Yaima Saez: Yes, I’ve done some finding out about this, and I hear it’s hard to come across a contralto voice like mine in tropical countries – they’re usually much more common in colder countries.

HT: You’re not a formally trained singer.

YS: I became a singer in a informal way. In 2002, I obtained a degree in Physical Education. During my student years, I was a member of a choir. That’s where my interest in becoming a singer first emerged.

In 2005, I was invited to Havana to take part in the Boleros de Oro Festival (“Golden Age Bolero Festival”) and many people in the world of culture insisted I participate. I thought, then, that so many people could not be mistaken and decided to become a professional singer. I’m always saying that I leapt straight into singing from the classroom.

HT: Tell us about your experiences at the El Gato Tuerto club.

YS: It was at this renowned cabaret in Havana that I began singing professionally before an audience. I performed there next to great figures of Cuban music for five years. I always say this place was a kind of real-world school for me, a place where I had the opportunity to improve my skills and broaden my repertoire.

HT: Is there any relationship between the profession you studied and singing?

YS: I think there is a link, because Physical Education is one of the most well-rounded careers, it prepares you for some form of relationship with the audience. It’s helped me, especially when there’s so much going on around you that you have to be completely focused for an hour or so.

HT: Where were you born in Cuba?

YS: I’m from Camaguey. Incidentally, my city will soon celebrate 500 years since its founding.

HT: Tell us about the song Perdoname Conciencia (“Forgive Me, Conscience”)

YS: It is a paradigmatic Cuban song performed by great voices, and being able to sing it was an important step in my career. It opened the door of the Lizt Alfonso company, its show Amigas (“Girlfriends”).

HT: What was the experience of working with this Cuban choreographer like?

YS: Working with Lizt Alfonso makes you a different person, a more complete artist. Being part of a musical broadens your artistic possibilities, particularly in the case of young singers – it teaches you to project better, understand what the lyrics mean and what you ought to convey through them also.

I was able to learn all this with this artist. In Amigas, I played Caridad. I had to take on complex and well-known pieces like Perdoname Conciencia. I also had some amazing experiences in places like Varen.

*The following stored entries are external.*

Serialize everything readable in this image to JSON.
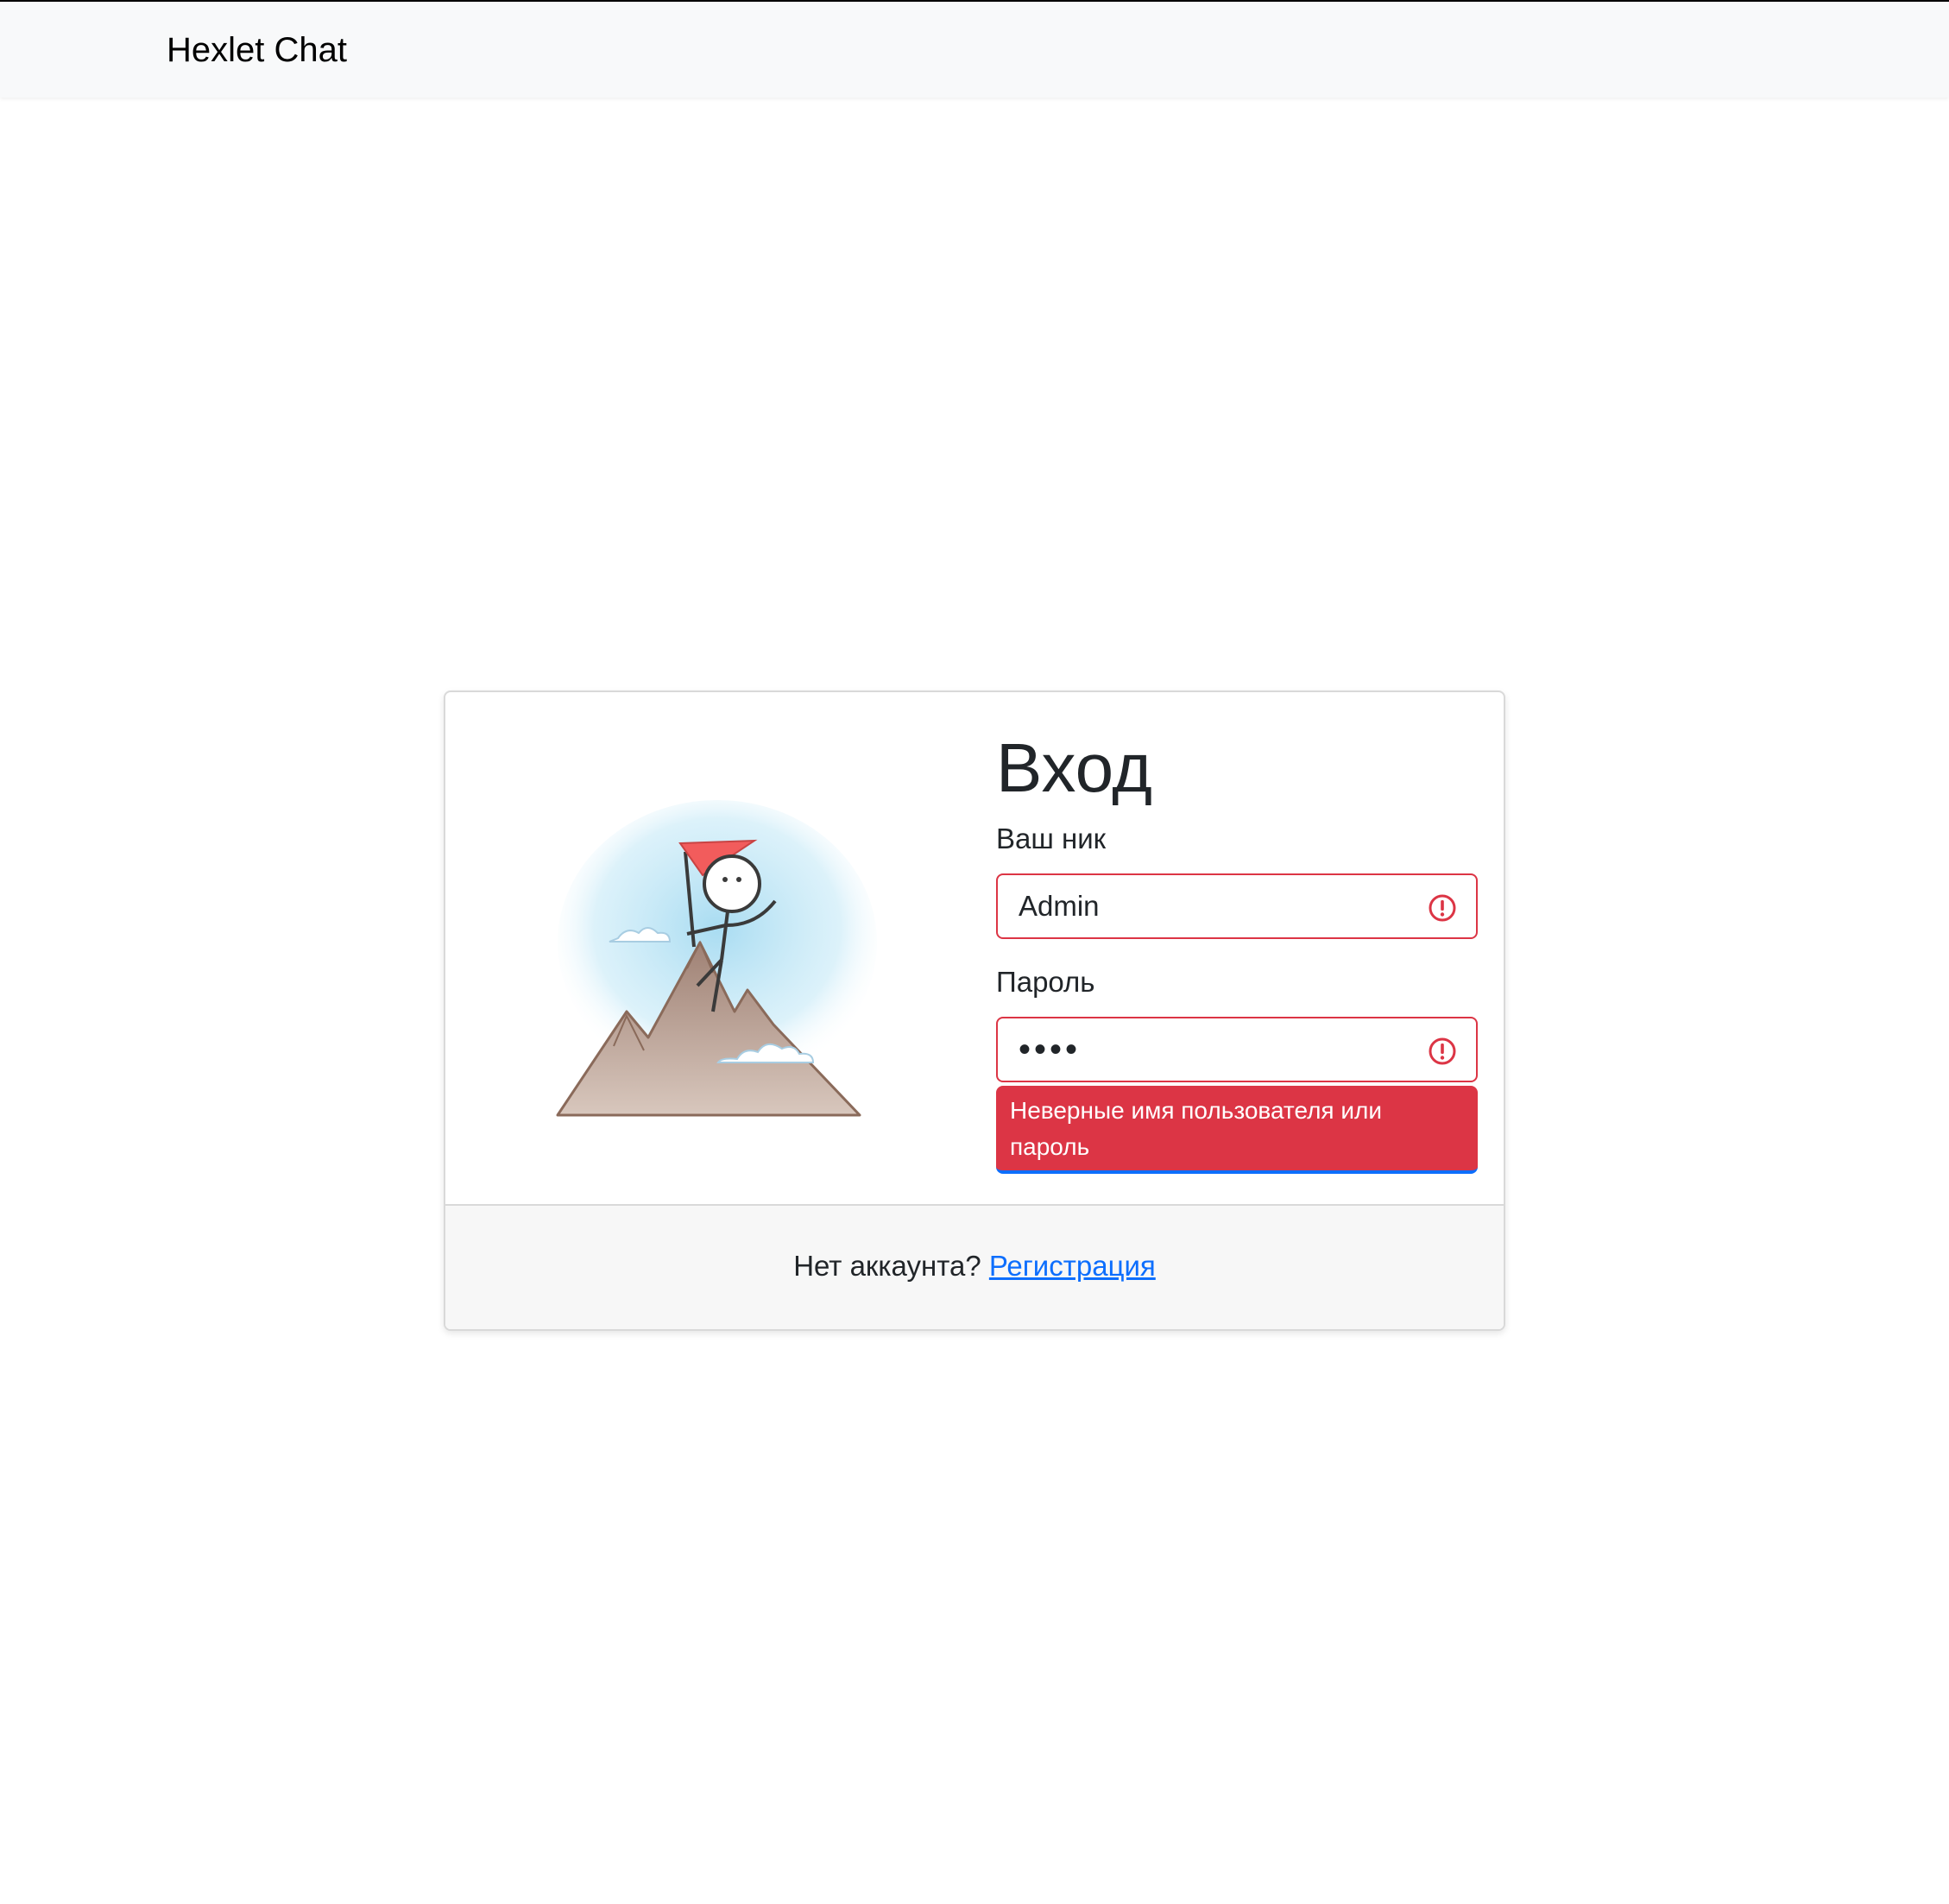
{
  "navbar": {
    "brand": "Hexlet Chat"
  },
  "login": {
    "title": "Вход",
    "username_label": "Ваш ник",
    "username_value": "Admin",
    "password_label": "Пароль",
    "password_value": "••••",
    "error_message": "Неверные имя пользователя или пароль"
  },
  "footer": {
    "prompt": "Нет аккаунта?",
    "signup_link": "Регистрация"
  },
  "colors": {
    "error": "#dc3545",
    "link": "#0d6efd",
    "navbar_bg": "#f8f9fa",
    "footer_bg": "#f7f7f7"
  },
  "icons": {
    "username_status": "exclamation-circle-icon",
    "password_status": "exclamation-circle-icon",
    "illustration": "mountain-climber-illustration"
  }
}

HT: Have you been influenced by other great Cuban singers?

YS: When you sing something like Mil congojas (“A Thousand Sorrows”), you can’t help worry people will think of Elena Burque, because of the characteristics of my voice.

Up to a certain point, it is a privilege to be placed alongside such renowned figures. That’s where the challenge is, in creating your own style, so that, even though people can compare you to someone, they can also say that the person singing is Yaima Saez. In any event, one has to draw from all these great voices, from Elena Burque, Omara Portuondo, Moraima Secada, Celia Cruz – they are veritable teachers for today’s singers.

HT: Tell us about Las Divas in Miami.

YS: It was an interesting experience I had the fortune of being part of. I have much rapport with Teresa Diego, one of the Diego sisters. This was what led them to invite me to sing at their show in Miami. There, I met and was able to converse with people who made history on the island, people like Annia Linares, Mirtha Medina, Ana Maria Perera. Other interpreters from abroad, such as Spanish singer Falete, were also there.

I recall that, when I saw Annia Linares (the singer I identify with the most), I was telling myself: “I would watch this woman sing when I was a little girl…now I have the opportunity to share the stage with her and have her praise my work.”

It was, without a doubt, an indispensable experience, because of what we learn from these women we remember so fondly and what they learn from us, the new generation of Cuban singers.

I hope I can continue to sing and I hope Las Divas will one day be staged in Cuba. For their part, they have said they feel very proud that this style of music is alive and well in Cuba.